Cloning, expression, and transcription analysis of L-arabinose isomerase gene from Mycobacterium smegmatis SMDU.

The L-arabinose metabolic gene cluster, araA, araB, araD, araG, araH and araR, encoding L-arabinose isomerase (L-AI) and its accessory proteins was cloned from Mycobacterium smegmatis SMDU and sequenced. The deduced amino acid sequence of araA displayed highest identity with that of Bacillus subtilis (52%). These six genes comprised the L-arabinose operon, and its genetic arrangement was similar to that of B. subtilis. The L-AI gene (araA), encoding a 501 amino acid protein with a calculated molecular mass of 54,888 Da, was expressed in Escherichia coli. The productivity and overall enzymatic properties of the recombinant L-AI were almost same as the authentic L-AI from M. smegmatis. Although the recombinant L-AI showed high substrate specificity, as did L-AI from other organisms, this enzyme catalyzed not only isomerization of L-arabinose-L-ribulose and D-galactose-D-tagatose but also isomerization of L-altrose-L-psicose and L-erythrulose-L-threose. In combination with L-AI from M. smegmatis, L-threose and L-altrose can be produced from cheap and abundant erythritol and D-fructose respectively, indicating that this enzyme has great potential for biological application in rare sugar production. Transcription analysis using various sugars revealed that this enzyme was significantly induced not only by L-arabinose and D-galactose but also by L-ribose, galactitol, L-ribulose, and L-talitol. This different result of transcription mediated by sugars from that of E. coli suggests that the transcriptional regulation of araA from M. smegmatis against sugar is loose compared with that from E. coli, and that it depends on the hydroxyl configuration at C2, C3 and C4 positions of sugars.
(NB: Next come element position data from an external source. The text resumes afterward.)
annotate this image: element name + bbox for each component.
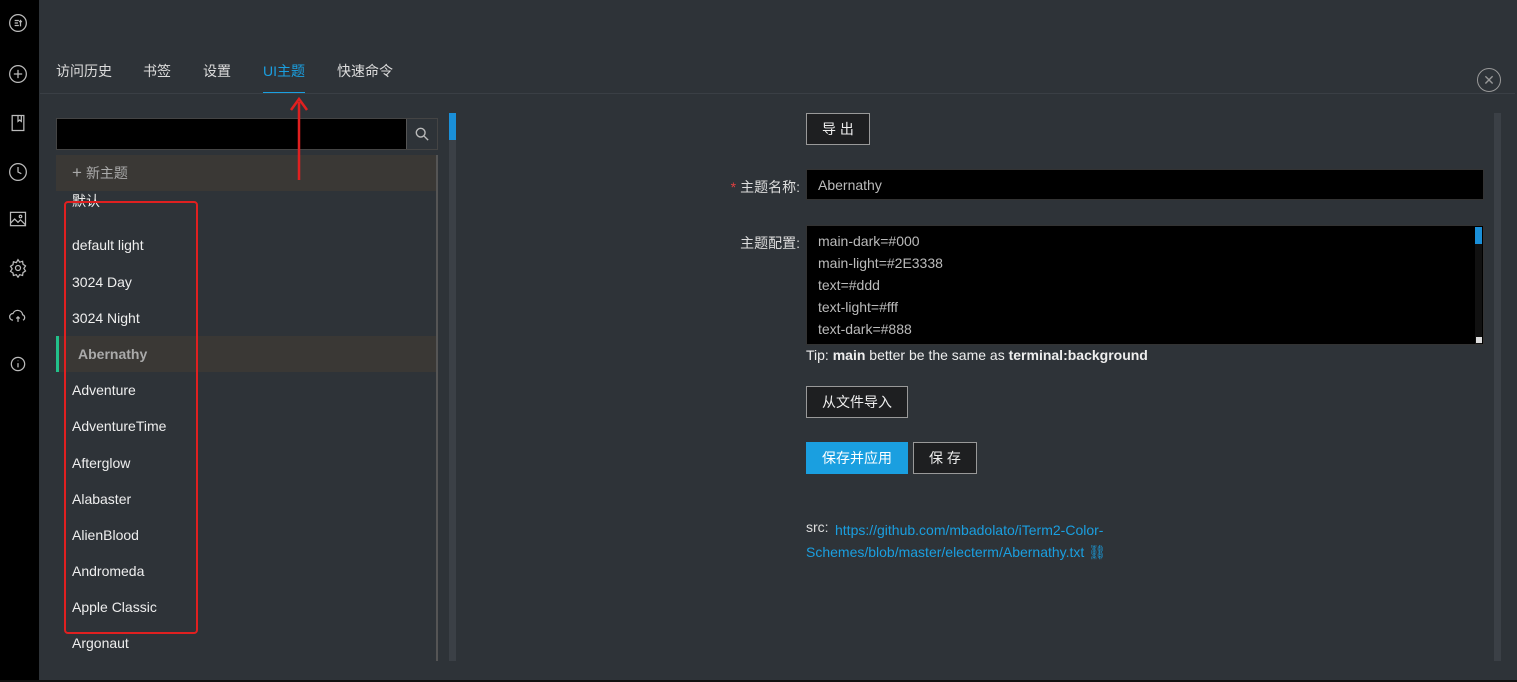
tab-ui-theme[interactable]: UI主题: [263, 60, 305, 94]
plus-icon: +: [72, 163, 82, 182]
tip-text: Tip: main better be the same as terminal…: [806, 347, 1148, 363]
config-line: text-dark=#888: [818, 321, 912, 337]
theme-config-textarea[interactable]: main-dark=#000 main-light=#2E3338 text=#…: [806, 225, 1484, 345]
bookmark-icon[interactable]: [7, 112, 29, 134]
tab-history[interactable]: 访问历史: [56, 60, 112, 94]
src-link[interactable]: https://github.com/mbadolato/iTerm2-Colo…: [806, 519, 1136, 563]
image-icon[interactable]: [7, 208, 29, 230]
settings-icon[interactable]: [7, 257, 29, 279]
list-scrollbar[interactable]: [436, 155, 438, 661]
link-icon: ⛓: [1088, 544, 1106, 560]
annotation-arrow-icon: [289, 96, 309, 180]
search-input[interactable]: [57, 119, 407, 149]
new-theme-label: 新主题: [85, 165, 128, 181]
history-icon[interactable]: [7, 161, 29, 183]
config-line: main-light=#2E3338: [818, 255, 943, 271]
scroll-thumb[interactable]: [1475, 227, 1482, 244]
config-line: text=#ddd: [818, 277, 880, 293]
info-icon[interactable]: [7, 353, 29, 375]
theme-name-label: * 主题名称:: [730, 179, 800, 195]
icon-rail: [0, 0, 39, 682]
annotation-box: [64, 201, 198, 634]
search-icon: [415, 127, 429, 141]
search-button[interactable]: [406, 119, 437, 149]
tab-settings[interactable]: 设置: [203, 60, 231, 94]
scroll-thumb[interactable]: [449, 113, 456, 140]
tab-quick-commands[interactable]: 快速命令: [337, 60, 393, 94]
right-scrollbar[interactable]: [1494, 113, 1501, 661]
panel-scrollbar[interactable]: [449, 113, 456, 661]
export-button[interactable]: 导 出: [806, 113, 870, 145]
config-scrollbar[interactable]: [1475, 227, 1482, 344]
theme-name-input[interactable]: [806, 169, 1484, 200]
cloud-sync-icon[interactable]: [7, 305, 29, 327]
save-and-apply-button[interactable]: 保存并应用: [806, 442, 908, 474]
config-line: main-dark=#000: [818, 233, 920, 249]
new-theme-button[interactable]: + 新主题: [56, 155, 436, 191]
theme-config-label: 主题配置:: [740, 235, 800, 251]
config-line: text-light=#fff: [818, 299, 899, 315]
import-from-file-button[interactable]: 从文件导入: [806, 386, 908, 418]
logo-icon[interactable]: [7, 12, 29, 34]
add-icon[interactable]: [7, 63, 29, 85]
save-button[interactable]: 保 存: [913, 442, 977, 474]
close-icon[interactable]: ✕: [1477, 68, 1501, 92]
resize-handle-icon[interactable]: [1476, 337, 1482, 343]
tabs-divider: [40, 93, 1515, 94]
theme-search: [56, 118, 438, 150]
tab-bookmarks[interactable]: 书签: [143, 60, 171, 94]
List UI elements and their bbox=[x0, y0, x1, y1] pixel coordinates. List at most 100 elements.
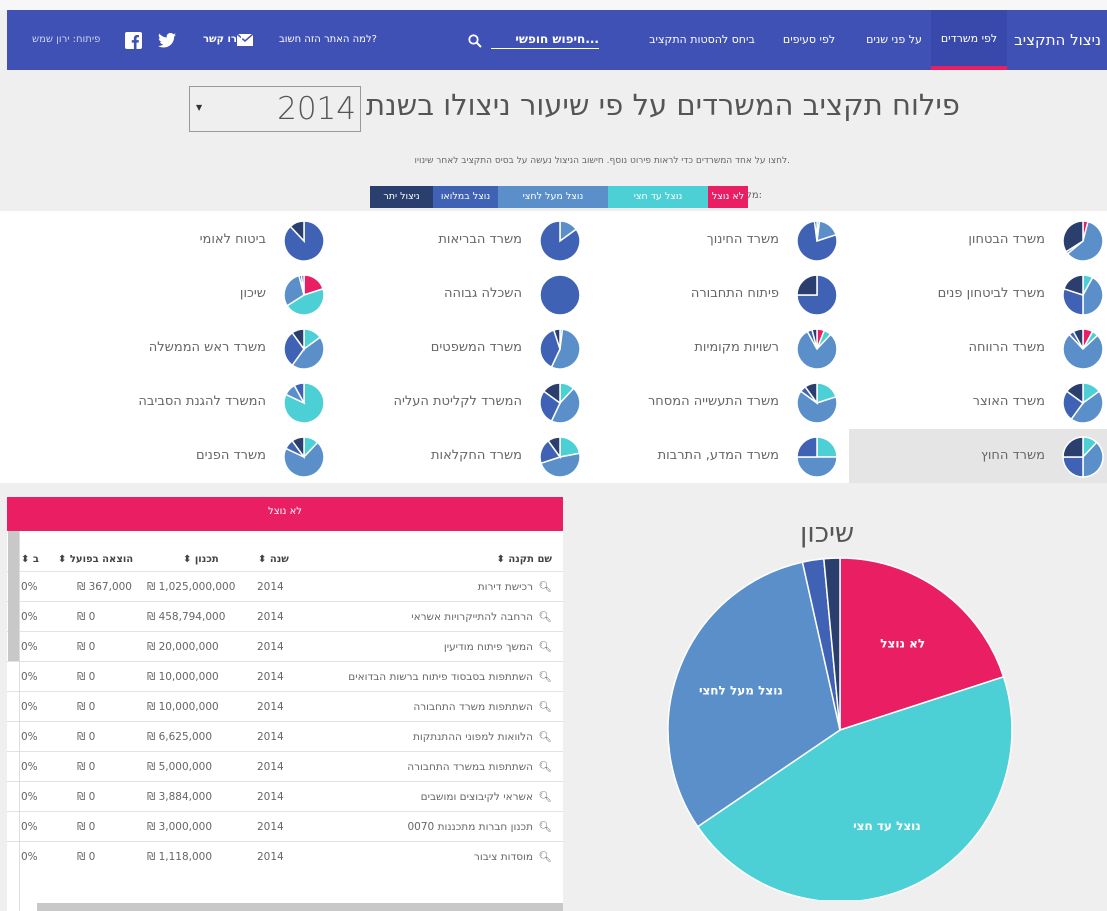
ministry-pie-icon[interactable] bbox=[796, 436, 838, 478]
ministry-item[interactable]: המשרד לקליטת העליה bbox=[330, 375, 588, 429]
ministry-pie-icon[interactable] bbox=[539, 274, 581, 316]
year-value: 2014 bbox=[277, 91, 356, 127]
column-header-year-label: שנה bbox=[269, 554, 289, 565]
search-input[interactable]: חיפוש חופשי... bbox=[491, 32, 599, 49]
ministry-pie-icon[interactable] bbox=[796, 382, 838, 424]
table-row[interactable]: 🔍︎ השתתפות משרד התחבורה 2014 ₪ 10,000,000 ₪ … bbox=[7, 691, 563, 721]
ministry-pie-icon[interactable] bbox=[796, 328, 838, 370]
table-row[interactable]: 🔍︎ השתתפות במשרד התחבורה 2014 ₪ 5,000,000 ₪ … bbox=[7, 751, 563, 781]
why-important-link[interactable]: למה האתר הזה חשוב? bbox=[279, 10, 377, 70]
ministry-item[interactable]: משרד הבטחון bbox=[849, 213, 1107, 267]
ministry-name: רשויות מקומיות bbox=[694, 340, 779, 355]
ministry-item[interactable]: משרד החינוך bbox=[587, 213, 845, 267]
ministry-pie-icon[interactable] bbox=[539, 328, 581, 370]
row-pct: 0% bbox=[21, 641, 38, 653]
row-search-icon[interactable]: 🔍︎ bbox=[539, 662, 552, 692]
ministry-item[interactable]: משרד המשפטים bbox=[330, 321, 588, 375]
table-row[interactable]: 🔍︎ הרחבה להתייקרויות אשראי 2014 ₪ 458,794,0… bbox=[7, 601, 563, 631]
ministry-pie-5-slice-4[interactable] bbox=[796, 274, 818, 296]
ministry-item[interactable]: השכלה גבוהה bbox=[330, 267, 588, 321]
column-header-name[interactable]: ⬍ שם תקנה bbox=[497, 554, 553, 565]
tab-by-ministries[interactable]: לפי משרדים bbox=[931, 10, 1007, 70]
ministry-item[interactable]: פיתוח התחבורה bbox=[587, 267, 845, 321]
ministry-pie-icon[interactable] bbox=[796, 274, 838, 316]
ministry-item[interactable]: משרד האוצר bbox=[849, 375, 1107, 429]
facebook-icon[interactable] bbox=[125, 32, 142, 49]
ministry-pie-icon[interactable] bbox=[1062, 382, 1104, 424]
ministry-pie-icon[interactable] bbox=[1062, 328, 1104, 370]
ministry-item[interactable]: משרד הפנים bbox=[74, 429, 332, 483]
ministry-pie-17-slice-2[interactable] bbox=[796, 456, 838, 478]
column-header-actual[interactable]: ⬍ הוצאה בפועל bbox=[58, 554, 133, 565]
ministry-pie-icon[interactable] bbox=[283, 220, 325, 262]
ministry-item[interactable]: ביטוח לאומי bbox=[74, 213, 332, 267]
ministry-pie-17-slice-3[interactable] bbox=[796, 436, 818, 458]
ministry-item[interactable]: משרד החוץ bbox=[849, 429, 1107, 483]
table-row[interactable]: 🔍︎ אשראי לקיבוצים ומושבים 2014 ₪ 3,884,000 ₪… bbox=[7, 781, 563, 811]
ministry-name: משרד לביטחון פנים bbox=[937, 286, 1045, 301]
table-row[interactable]: 🔍︎ מוסדות ציבור 2014 ₪ 1,118,000 ₪ 0 0% bbox=[7, 841, 563, 871]
row-actual: ₪ 367,000 bbox=[77, 581, 132, 593]
row-search-icon[interactable]: 🔍︎ bbox=[539, 572, 552, 602]
ministry-item[interactable]: משרד הבריאות bbox=[330, 213, 588, 267]
vertical-scrollbar[interactable] bbox=[8, 531, 19, 661]
ministry-pie-icon[interactable] bbox=[796, 220, 838, 262]
ministry-pie-icon[interactable] bbox=[283, 436, 325, 478]
ministry-pie-icon[interactable] bbox=[539, 436, 581, 478]
column-header-year[interactable]: ⬍ שנה bbox=[258, 554, 289, 565]
row-search-icon[interactable]: 🔍︎ bbox=[539, 632, 552, 662]
ministry-name: השכלה גבוהה bbox=[444, 286, 522, 301]
row-search-icon[interactable]: 🔍︎ bbox=[539, 752, 552, 782]
row-name: רכישת דירות bbox=[477, 581, 533, 593]
ministry-pie-icon[interactable] bbox=[1062, 220, 1104, 262]
tab-budget-transfers[interactable]: ביחס להסטות התקציב bbox=[647, 10, 757, 70]
table-row[interactable]: 🔍︎ תכנון חברות מתכננות 0070 2014 ₪ 3,000,00… bbox=[7, 811, 563, 841]
ministry-pie-icon[interactable] bbox=[283, 382, 325, 424]
ministry-item[interactable]: שיכון bbox=[74, 267, 332, 321]
table-row[interactable]: 🔍︎ השתתפות בסבסוד פיתוח ברשות הבדואים 2014… bbox=[7, 661, 563, 691]
ministry-item[interactable]: משרד התעשייה המסחר bbox=[587, 375, 845, 429]
row-search-icon[interactable]: 🔍︎ bbox=[539, 602, 552, 632]
ministry-pie-icon[interactable] bbox=[283, 274, 325, 316]
table-row[interactable]: 🔍︎ המשך פיתוח מודיעין 2014 ₪ 20,000,000 ₪ 0 0… bbox=[7, 631, 563, 661]
ministry-pie-icon[interactable] bbox=[539, 220, 581, 262]
year-select[interactable]: 2014 ▼ bbox=[189, 86, 361, 132]
ministry-pie-icon[interactable] bbox=[1062, 274, 1104, 316]
row-search-icon[interactable]: 🔍︎ bbox=[539, 842, 552, 872]
ministry-item[interactable]: רשויות מקומיות bbox=[587, 321, 845, 375]
row-search-icon[interactable]: 🔍︎ bbox=[539, 782, 552, 812]
column-header-planned[interactable]: ⬍ תכנון bbox=[183, 554, 219, 565]
row-search-icon[interactable]: 🔍︎ bbox=[539, 692, 552, 722]
row-pct: 0% bbox=[21, 611, 38, 623]
ministry-item[interactable]: משרד הרווחה bbox=[849, 321, 1107, 375]
tab-over-years[interactable]: על פני שנים bbox=[863, 10, 925, 70]
ministry-pie-16-slice-3[interactable] bbox=[1062, 456, 1084, 478]
ministry-name: משרד הפנים bbox=[196, 448, 266, 463]
ministry-item[interactable]: משרד ראש הממשלה bbox=[74, 321, 332, 375]
ministry-pie-6-slice-3[interactable] bbox=[539, 274, 581, 316]
row-search-icon[interactable]: 🔍︎ bbox=[539, 722, 552, 752]
column-header-pct[interactable]: ⬍ ב bbox=[21, 554, 39, 565]
brand-title[interactable]: ניצול התקציב bbox=[1014, 10, 1101, 70]
ministry-item[interactable]: משרד המדע, התרבות bbox=[587, 429, 845, 483]
ministry-pie-17-slice-1[interactable] bbox=[816, 436, 838, 458]
ministry-pie-icon[interactable] bbox=[283, 328, 325, 370]
ministry-pie-icon[interactable] bbox=[539, 382, 581, 424]
tab-by-sections[interactable]: לפי סעיפים bbox=[777, 10, 841, 70]
row-planned: ₪ 458,794,000 bbox=[147, 611, 226, 623]
row-planned: ₪ 20,000,000 bbox=[147, 641, 219, 653]
ministry-item[interactable]: המשרד להגנת הסביבה bbox=[74, 375, 332, 429]
ministry-pie-icon[interactable] bbox=[1062, 436, 1104, 478]
table-row[interactable]: 🔍︎ רכישת דירות 2014 ₪ 1,025,000,000 ₪ 367,00… bbox=[7, 571, 563, 601]
horizontal-scrollbar[interactable] bbox=[37, 903, 563, 911]
ministry-item[interactable]: משרד לביטחון פנים bbox=[849, 267, 1107, 321]
ministry-pie-16-slice-4[interactable] bbox=[1062, 436, 1084, 458]
row-actual: ₪ 0 bbox=[77, 731, 96, 743]
contact-link[interactable]: צרו קשר bbox=[203, 10, 243, 70]
legend-fully-used: נוצל במלואו bbox=[433, 186, 498, 208]
twitter-icon[interactable] bbox=[158, 33, 176, 48]
row-search-icon[interactable]: 🔍︎ bbox=[539, 812, 552, 842]
table-row[interactable]: 🔍︎ הלוואות למפוני ההתנתקות 2014 ₪ 6,625,000… bbox=[7, 721, 563, 751]
search-icon[interactable] bbox=[468, 34, 482, 48]
ministry-item[interactable]: משרד החקלאות bbox=[330, 429, 588, 483]
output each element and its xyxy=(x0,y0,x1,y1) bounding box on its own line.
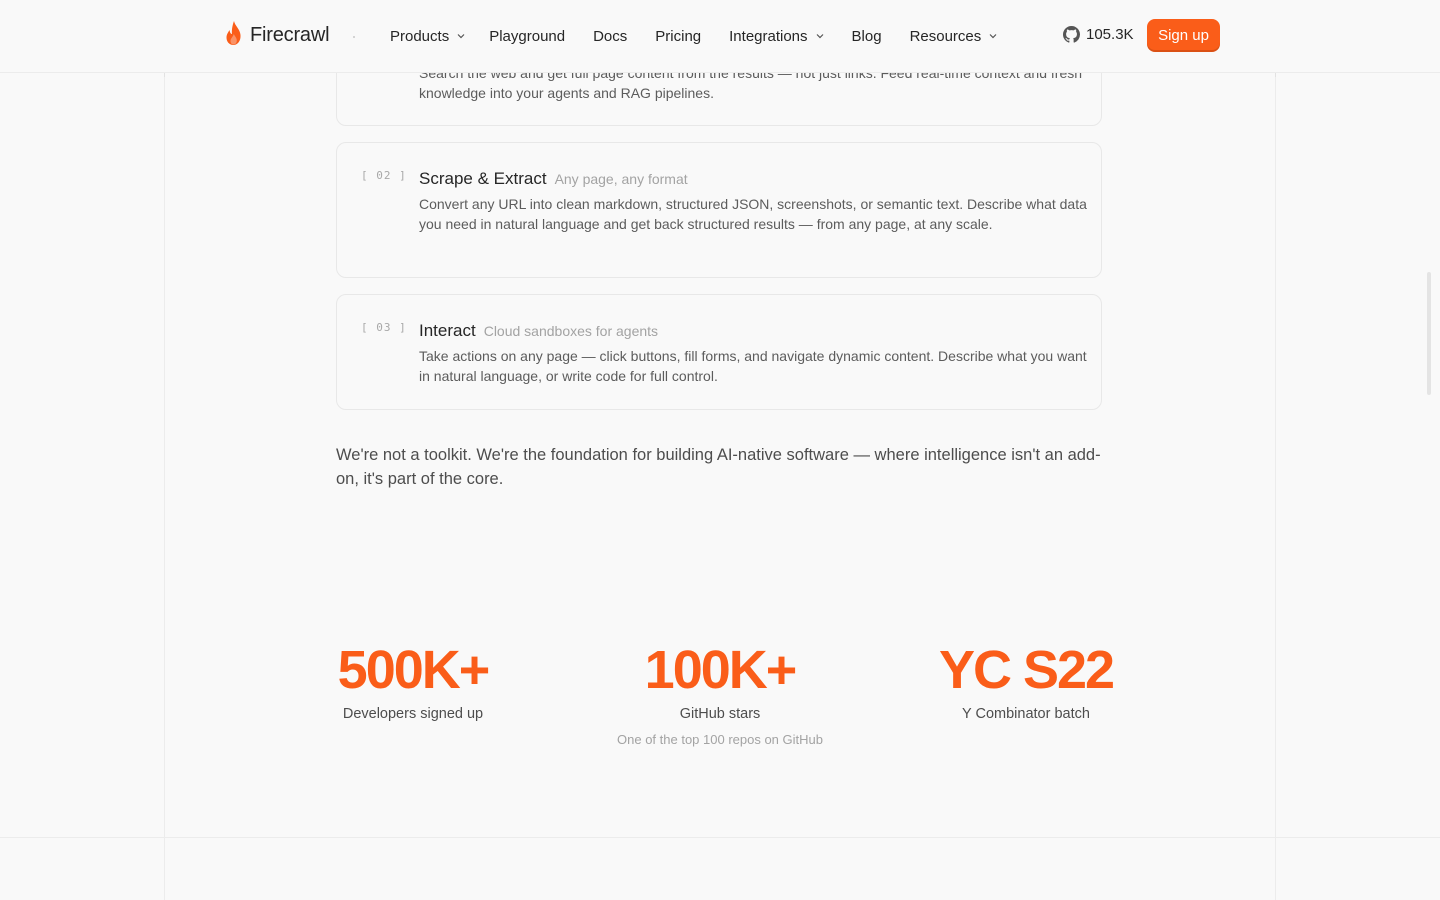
section-divider xyxy=(0,837,1440,838)
scrollbar-thumb[interactable] xyxy=(1427,272,1431,395)
nav-label: Products xyxy=(390,27,450,45)
feature-card-interact: [ 03 ] Interact Cloud sandboxes for agen… xyxy=(336,294,1102,410)
main-nav: Products Playground Docs Pricing Integra… xyxy=(390,26,997,46)
card-heading: Scrape & Extract Any page, any format xyxy=(419,169,688,189)
stat-value: 500K+ xyxy=(337,640,491,700)
logo-text: Firecrawl xyxy=(250,24,330,46)
stat-developers: 500K+ Developers signed up xyxy=(263,640,563,722)
nav-products[interactable]: Products xyxy=(390,26,465,46)
chevron-down-icon xyxy=(989,34,997,39)
card-description: Convert any URL into clean markdown, str… xyxy=(419,196,1087,232)
stat-value: YC S22 xyxy=(938,640,1115,700)
nav-label: Resources xyxy=(909,27,982,45)
site-header: Firecrawl Products Playground Docs Prici… xyxy=(0,0,1440,73)
nav-label: Blog xyxy=(851,27,882,45)
logo-link[interactable]: Firecrawl xyxy=(224,20,330,51)
nav-integrations[interactable]: Integrations xyxy=(729,26,823,46)
chevron-down-icon xyxy=(457,34,465,39)
nav-resources[interactable]: Resources xyxy=(910,26,998,46)
separator-dot xyxy=(353,36,355,38)
card-heading: Interact Cloud sandboxes for agents xyxy=(419,321,658,341)
nav-blog[interactable]: Blog xyxy=(852,26,882,46)
github-icon xyxy=(1063,26,1080,43)
card-number: [ 03 ] xyxy=(361,321,407,334)
nav-label: Integrations xyxy=(729,27,808,45)
card-title: Scrape & Extract xyxy=(419,169,547,188)
card-number: [ 02 ] xyxy=(361,169,407,182)
signup-button[interactable]: Sign up xyxy=(1147,19,1220,52)
flame-icon xyxy=(224,20,244,51)
stat-subtext: One of the top 100 repos on GitHub xyxy=(617,732,823,747)
nav-pricing[interactable]: Pricing xyxy=(655,26,701,46)
guide-line-right xyxy=(1275,0,1276,900)
stat-yc: YC S22 Y Combinator batch xyxy=(876,640,1176,722)
guide-line-left xyxy=(164,0,165,900)
nav-label: Playground xyxy=(489,27,566,45)
foundation-statement: We're not a toolkit. We're the foundatio… xyxy=(336,446,1101,488)
chevron-down-icon xyxy=(816,34,823,39)
nav-label: Docs xyxy=(593,27,628,45)
card-description: Take actions on any page — click buttons… xyxy=(419,348,1087,384)
github-star-count: 105.3K xyxy=(1086,26,1134,43)
nav-label: Pricing xyxy=(655,27,702,45)
nav-docs[interactable]: Docs xyxy=(593,26,627,46)
feature-card-scrape: [ 02 ] Scrape & Extract Any page, any fo… xyxy=(336,142,1102,278)
card-subtitle: Any page, any format xyxy=(554,171,688,187)
card-subtitle: Cloud sandboxes for agents xyxy=(483,323,659,339)
stat-label: Developers signed up xyxy=(342,706,484,722)
stat-label: GitHub stars xyxy=(679,706,761,722)
stat-value: 100K+ xyxy=(644,640,798,700)
card-title: Interact xyxy=(419,321,476,340)
stat-label: Y Combinator batch xyxy=(962,706,1090,722)
stat-github: 100K+ GitHub stars One of the top 100 re… xyxy=(570,640,870,747)
nav-playground[interactable]: Playground xyxy=(489,26,565,46)
github-stars-link[interactable]: 105.3K xyxy=(1063,26,1134,43)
Bioproduction of D-psicose from allitol with Enterobacter aerogenes IK7: a new frontier in rare ketose production.

D-psicose, a new alternative sweetener, was produced from allitol by microbial oxidation of the newly isolated strain Enterobacter aerogenes IK7. Cells grown in tryptic soy broth medium (TSB) supplemented with D-mannitol at 37 degrees C were found to have the best oxidation potential. The cells, owing to broad substrate specificity, oxidized various polyols (tetritol, pentitol, and hexitol) to corresponding rare ketoses. By a resting cell reaction, 10% of allitol was completely transformed to the product D-psicose, which thus becomes economically feasible for the mass production of D-psicose. Finally, the product was crystallized and confirmed to be D-psicose by analytical methods.